Under his leadership, the club earned widespread praise for its high‑pressing style and successful debut campaign, finishing atop the Western Conference regular season standings.

Following a highly successful inaugural 2023 season and a disappointing 2024 campaign, Pfannenstiel came under scrutiny in 2025 for his decisions regarding head coach appointments. In November 2024, the club hired Olof Mellberg in a multi-year contract. Despite assurances that Mellberg aligned with the club's aggressive playing philosophy, St. Louis City SC posted a 2–8–5 record under his leadership and scored only 11 goals, ranking as the second-worst offense in Major League Soccer.

Pfannenstiel and club president Diego Gigliani publicly took responsibility for the appointment, stating that Mellberg failed to maintain the team’s established style of play and that his dismissal was "about more than results".

Criticism followed from fans and local media, with supporters arguing that Pfannenstiel misaligned the coach's tactical philosophy with the roster. Fan forums and social media discussions described the statement following the release of Mellberg as contradicting public statements made only months earlier, and accused him of insufficient vetting during the coaching search.

St. Louis City SC parted ways with Pfannenstiel on 25 August 2025. He was subsequently appointed Sporting Director by Aberdeen.

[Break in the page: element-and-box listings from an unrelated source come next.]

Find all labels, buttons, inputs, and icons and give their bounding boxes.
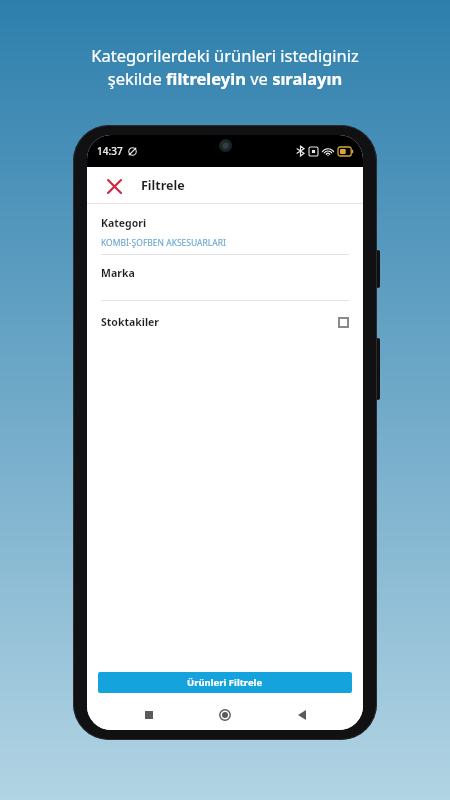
staticText: KOMBİ-ŞOFBEN AKSESUARLARI	[101, 237, 226, 249]
staticText: Stoktakiler	[101, 315, 160, 329]
button[interactable]: Kategori	[87, 204, 363, 254]
button[interactable]: Son uygulamalar	[134, 700, 164, 730]
staticText: Kategori	[101, 216, 147, 230]
staticText: Filtrele	[141, 177, 185, 194]
button[interactable]: Geri	[287, 700, 317, 730]
button[interactable]: Marka	[87, 255, 363, 300]
button[interactable]: Kapat	[101, 173, 127, 199]
button[interactable]: Ana ekran	[210, 700, 240, 730]
staticText: 14:37	[97, 144, 123, 158]
button[interactable]: Stoktakiler	[87, 301, 363, 343]
staticText: Marka	[101, 266, 135, 280]
staticText: Ürünleri Filtrele	[187, 676, 263, 689]
button[interactable]: Ürünleri Filtrele	[98, 672, 352, 693]
staticText: Kategorilerdeki ürünleri istediginiz şek…	[30, 44, 420, 90]
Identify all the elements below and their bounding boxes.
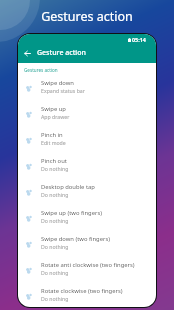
staticText: 05:14 xyxy=(132,36,146,43)
button[interactable]: Rotate anti clockwise (two fingers) xyxy=(18,256,156,282)
staticText: Swipe up xyxy=(41,105,66,113)
staticText: Desktop double tap xyxy=(41,183,95,191)
button[interactable]: Rotate clockwise (two fingers) xyxy=(18,282,156,307)
button[interactable]: Desktop double tap xyxy=(18,178,156,204)
staticText: Edit mode xyxy=(41,139,66,146)
staticText: Expand status bar xyxy=(41,87,85,94)
staticText: App drawer xyxy=(41,113,70,120)
staticText: Rotate clockwise (two fingers) xyxy=(41,287,123,295)
staticText: Do nothing xyxy=(41,165,69,172)
staticText: Do nothing xyxy=(41,217,69,224)
button[interactable]: Swipe down xyxy=(18,74,156,100)
button[interactable]: Swipe down (two fingers) xyxy=(18,230,156,256)
button[interactable]: Swipe up xyxy=(18,100,156,126)
button[interactable]: Pinch in xyxy=(18,126,156,152)
staticText: Swipe down (two fingers) xyxy=(41,235,110,243)
staticText: Swipe down xyxy=(41,79,74,87)
button[interactable]: Back xyxy=(22,48,33,59)
staticText: Do nothing xyxy=(41,269,69,276)
button[interactable]: Swipe up (two fingers) xyxy=(18,204,156,230)
staticText: Gesture action xyxy=(37,48,86,58)
staticText: Swipe up (two fingers) xyxy=(41,209,102,217)
staticText: Do nothing xyxy=(41,191,69,198)
staticText: Pinch in xyxy=(41,131,63,139)
staticText: Rotate anti clockwise (two fingers) xyxy=(41,261,135,269)
staticText: Do nothing xyxy=(41,295,69,302)
staticText: Do nothing xyxy=(41,243,69,250)
button[interactable]: Pinch out xyxy=(18,152,156,178)
staticText: Pinch out xyxy=(41,157,67,165)
staticText: Gestures action xyxy=(24,67,58,73)
staticText: Gestures action xyxy=(0,8,174,25)
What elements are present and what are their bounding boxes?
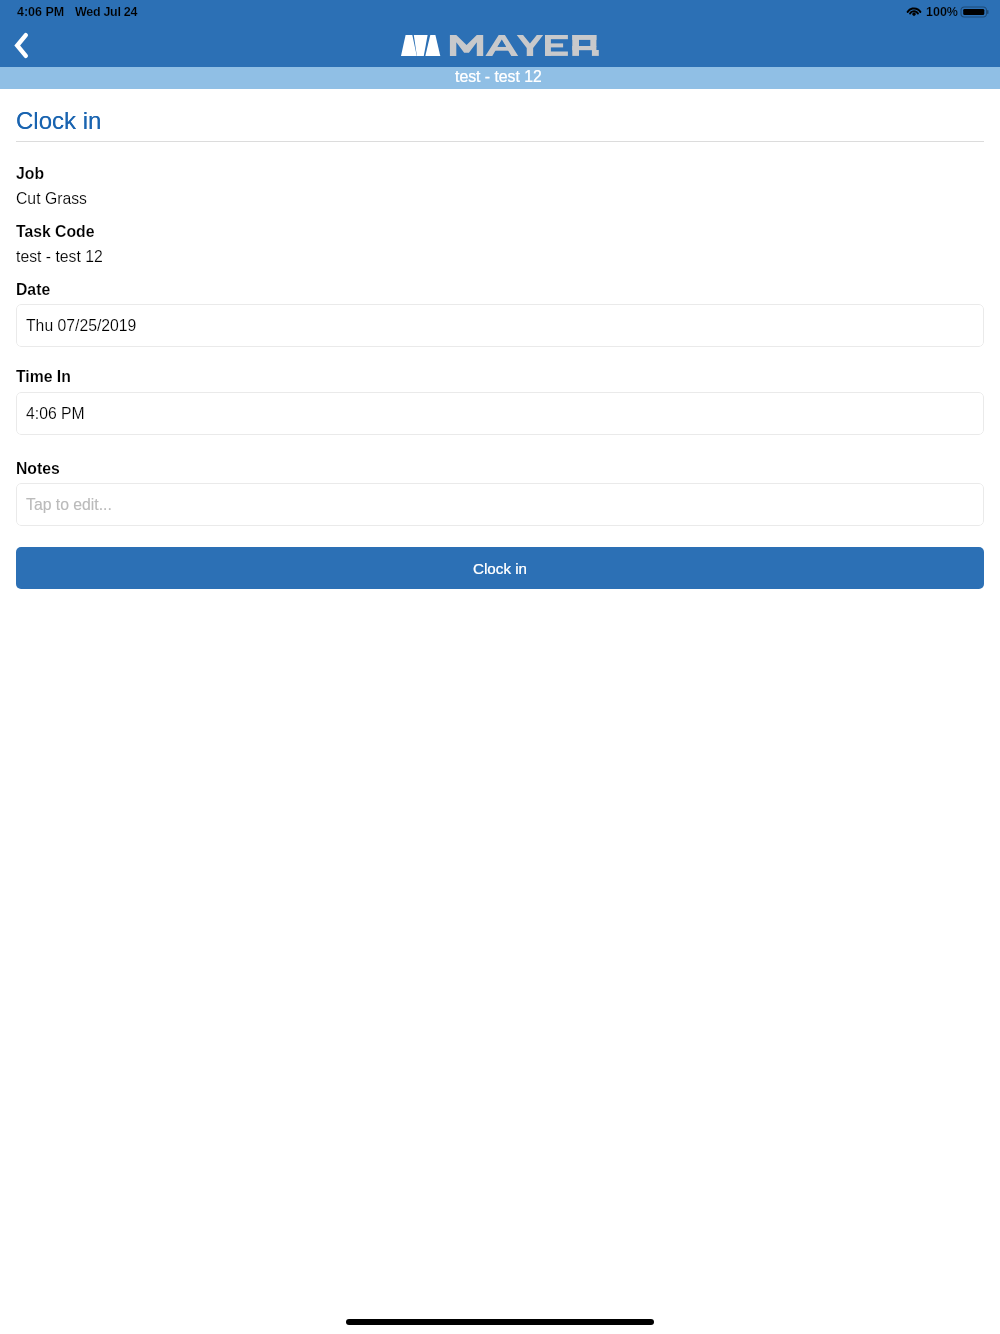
staticText: Job <box>16 165 45 183</box>
staticText: Time In <box>16 368 71 386</box>
staticText: Clock in <box>16 107 102 134</box>
staticText: Cut Grass <box>16 190 87 208</box>
button[interactable]: Back <box>0 24 42 67</box>
staticText: test - test 12 <box>16 248 103 266</box>
staticText: Notes <box>16 460 60 478</box>
staticText: Date <box>16 281 51 299</box>
staticText: 100% <box>926 5 958 19</box>
staticText: Task Code <box>16 223 95 241</box>
staticText: Clock in <box>16 107 102 134</box>
button[interactable]: Tap to edit... <box>16 483 984 526</box>
staticText: 4:06 PM <box>17 5 65 19</box>
button[interactable]: Clock in <box>16 547 984 589</box>
staticText: Clock in <box>473 560 528 577</box>
staticText: test - test 12 <box>455 68 542 86</box>
staticText: 4:06 PM <box>26 405 85 423</box>
staticText: Thu 07/25/2019 <box>26 317 137 335</box>
button[interactable]: 4:06 PM <box>16 392 984 435</box>
button[interactable]: Thu 07/25/2019 <box>16 304 984 347</box>
staticText: Wed Jul 24 <box>75 5 138 19</box>
staticText: Tap to edit... <box>26 496 112 514</box>
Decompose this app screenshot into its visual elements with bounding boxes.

==Legal and health issues==
While playing football in Singapore, Pfannenstiel was accused of match-fixing and jailed for 101 days. He was later cleared of the charges. During his time in New Zealand, he kidnapped a penguin in Otago and kept it in his bathtub, only to send it back when the president of Otago United warned him he could face deportation if caught. Pfannenstiel was never charged for this incident.

Pfannenstiel stopped breathing three times after a collision with Clayton Donaldson while playing for Bradford Park Avenue against Harrogate Town in a Northern Premier League match on 26 December 2002. The injury was so serious that the referee, Jon Moss, abandoned the match. Bradford Park Avenue were leading 2–1 at the time of the incident.